Here is my heart, shrouded in thick
cloaks and fortified behind tall walls.
It now sleeps in the lap of darkness
snug and sheltered from the unknown.
The palace of ice is its home and
everything around it is frozen, damp, impenetrable.
Not even the warmest sunshine could get
this far and deep into the realm of murky waters.
The muscles have hardened with age, the blood
barely makes it in and out of the doors.
As brittle as glass it had become, afraid
that it will shatter into pieces in someone's hands.
Never leave this place, it kept chanting these
words for years now, content with the cold.
But did it really want to stay here all its life
fearing and shunning everything outside its cavern?
Here you are, explorer of the distant worlds and
seeker of treasures that are worth more than gold.
Your strange maps have somehow revealed my
whereabouts that were kept secret all this while.
What made you take this path, I wonder, you
could've gone anywhere but you chose this route.
Thrice you knocked on my doors;
I was almost there, ready to unbolt and unlock.
Wait, said the heart, don't let that person in;
what if they hurt me, we don't want that now, do we?
But you stood there waiting for me to open up,
chiseling sculptures out of the ice to amuse yourself.

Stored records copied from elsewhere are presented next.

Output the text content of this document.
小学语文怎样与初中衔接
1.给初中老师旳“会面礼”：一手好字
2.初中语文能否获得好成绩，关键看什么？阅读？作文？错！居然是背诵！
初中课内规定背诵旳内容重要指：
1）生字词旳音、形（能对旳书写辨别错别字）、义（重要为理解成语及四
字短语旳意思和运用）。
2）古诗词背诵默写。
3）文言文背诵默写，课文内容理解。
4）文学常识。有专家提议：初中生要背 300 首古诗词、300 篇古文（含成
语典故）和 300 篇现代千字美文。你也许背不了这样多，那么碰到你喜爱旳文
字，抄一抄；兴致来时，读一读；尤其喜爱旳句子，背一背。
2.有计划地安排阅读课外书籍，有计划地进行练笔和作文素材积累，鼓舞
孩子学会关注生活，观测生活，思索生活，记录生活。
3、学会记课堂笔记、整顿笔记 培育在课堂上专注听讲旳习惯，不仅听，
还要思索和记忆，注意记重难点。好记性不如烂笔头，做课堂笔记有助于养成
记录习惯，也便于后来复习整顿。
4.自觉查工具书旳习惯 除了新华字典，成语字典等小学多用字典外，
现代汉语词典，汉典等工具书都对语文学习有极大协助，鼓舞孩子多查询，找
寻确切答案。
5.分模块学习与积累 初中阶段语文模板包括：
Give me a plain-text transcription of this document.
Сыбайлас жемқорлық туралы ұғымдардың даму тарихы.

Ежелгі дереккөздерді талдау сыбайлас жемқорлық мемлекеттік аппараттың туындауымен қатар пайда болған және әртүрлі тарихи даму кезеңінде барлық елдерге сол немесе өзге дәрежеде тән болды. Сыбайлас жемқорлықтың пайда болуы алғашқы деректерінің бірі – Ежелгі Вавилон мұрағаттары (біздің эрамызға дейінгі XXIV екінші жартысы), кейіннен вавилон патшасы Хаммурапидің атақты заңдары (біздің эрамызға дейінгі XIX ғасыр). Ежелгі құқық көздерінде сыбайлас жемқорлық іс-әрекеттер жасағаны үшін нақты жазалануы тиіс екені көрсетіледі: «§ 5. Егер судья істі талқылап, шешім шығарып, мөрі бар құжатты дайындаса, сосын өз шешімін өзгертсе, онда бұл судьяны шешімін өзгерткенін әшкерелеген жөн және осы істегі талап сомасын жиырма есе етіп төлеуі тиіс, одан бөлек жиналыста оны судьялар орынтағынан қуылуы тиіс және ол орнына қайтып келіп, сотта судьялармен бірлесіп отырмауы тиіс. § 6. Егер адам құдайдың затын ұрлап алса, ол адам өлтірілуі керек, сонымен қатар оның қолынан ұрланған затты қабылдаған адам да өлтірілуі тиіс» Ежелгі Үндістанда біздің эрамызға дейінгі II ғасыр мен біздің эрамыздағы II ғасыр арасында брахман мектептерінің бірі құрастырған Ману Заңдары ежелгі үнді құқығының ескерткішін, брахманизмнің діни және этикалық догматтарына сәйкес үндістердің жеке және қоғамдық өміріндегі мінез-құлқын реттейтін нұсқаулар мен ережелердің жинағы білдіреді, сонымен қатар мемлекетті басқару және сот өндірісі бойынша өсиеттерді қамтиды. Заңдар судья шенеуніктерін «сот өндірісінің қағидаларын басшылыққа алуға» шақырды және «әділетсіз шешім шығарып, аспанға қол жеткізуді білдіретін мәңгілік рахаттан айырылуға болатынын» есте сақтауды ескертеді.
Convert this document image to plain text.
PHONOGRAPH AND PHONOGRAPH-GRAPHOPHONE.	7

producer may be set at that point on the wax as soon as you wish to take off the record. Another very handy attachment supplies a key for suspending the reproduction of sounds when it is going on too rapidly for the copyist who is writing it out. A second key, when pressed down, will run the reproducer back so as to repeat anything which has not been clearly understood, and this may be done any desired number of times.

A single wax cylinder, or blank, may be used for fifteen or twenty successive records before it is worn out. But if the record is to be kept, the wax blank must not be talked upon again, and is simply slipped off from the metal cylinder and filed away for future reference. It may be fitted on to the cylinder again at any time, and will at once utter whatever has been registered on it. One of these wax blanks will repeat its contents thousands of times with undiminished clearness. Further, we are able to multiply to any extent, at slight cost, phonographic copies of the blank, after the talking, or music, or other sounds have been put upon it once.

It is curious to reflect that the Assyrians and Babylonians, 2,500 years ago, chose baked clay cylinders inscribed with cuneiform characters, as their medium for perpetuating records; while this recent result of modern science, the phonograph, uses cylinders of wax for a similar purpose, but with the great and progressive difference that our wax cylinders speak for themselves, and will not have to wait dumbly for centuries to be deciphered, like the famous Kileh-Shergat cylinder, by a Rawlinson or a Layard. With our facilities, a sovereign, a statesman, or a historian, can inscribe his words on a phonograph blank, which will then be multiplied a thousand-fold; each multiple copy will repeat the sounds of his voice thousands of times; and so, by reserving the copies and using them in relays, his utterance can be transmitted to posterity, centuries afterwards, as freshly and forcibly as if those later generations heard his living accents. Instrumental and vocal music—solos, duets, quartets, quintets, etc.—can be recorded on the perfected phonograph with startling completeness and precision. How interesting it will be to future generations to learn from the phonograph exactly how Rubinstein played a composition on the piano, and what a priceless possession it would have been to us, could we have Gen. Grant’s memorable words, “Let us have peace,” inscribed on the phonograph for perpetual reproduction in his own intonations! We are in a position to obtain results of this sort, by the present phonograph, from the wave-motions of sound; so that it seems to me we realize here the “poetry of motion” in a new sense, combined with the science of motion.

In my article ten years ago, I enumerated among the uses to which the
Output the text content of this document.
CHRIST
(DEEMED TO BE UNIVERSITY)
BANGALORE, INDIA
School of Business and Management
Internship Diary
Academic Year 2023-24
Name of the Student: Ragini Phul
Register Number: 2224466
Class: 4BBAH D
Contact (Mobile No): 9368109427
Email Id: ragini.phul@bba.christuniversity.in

Little chinks were now forming in the walls;
at last, your perseverance has amazed me.
Maybe it would do no harm to peep out for a second,
I said to the heart, but was I really sure?
Here we are, standing on either side of the cracks,
fumbling to strike a conversation.
The heart raced around at full speed, no amount
of constant reassurance could calm it down.
It was then I heard you telling me stories about the places
you've gone to and the memories you made there.
Your voice thawed my heart, the blood rushed in it
and started making music inside me.
I sat down listening and the sun started to sink,
orange, red, pink, purple, the heart stared at the sky.
You taught it how to laugh, how to cry, how to
get hurt, how to heal, how to forgive and how to love.
The heart never felt so exposed yet safe, timid
yet composed, vulnerable yet at peace with itself.
Now when it opens the windows to breathe in some
fresh air, I ask it - since when did you get so brave?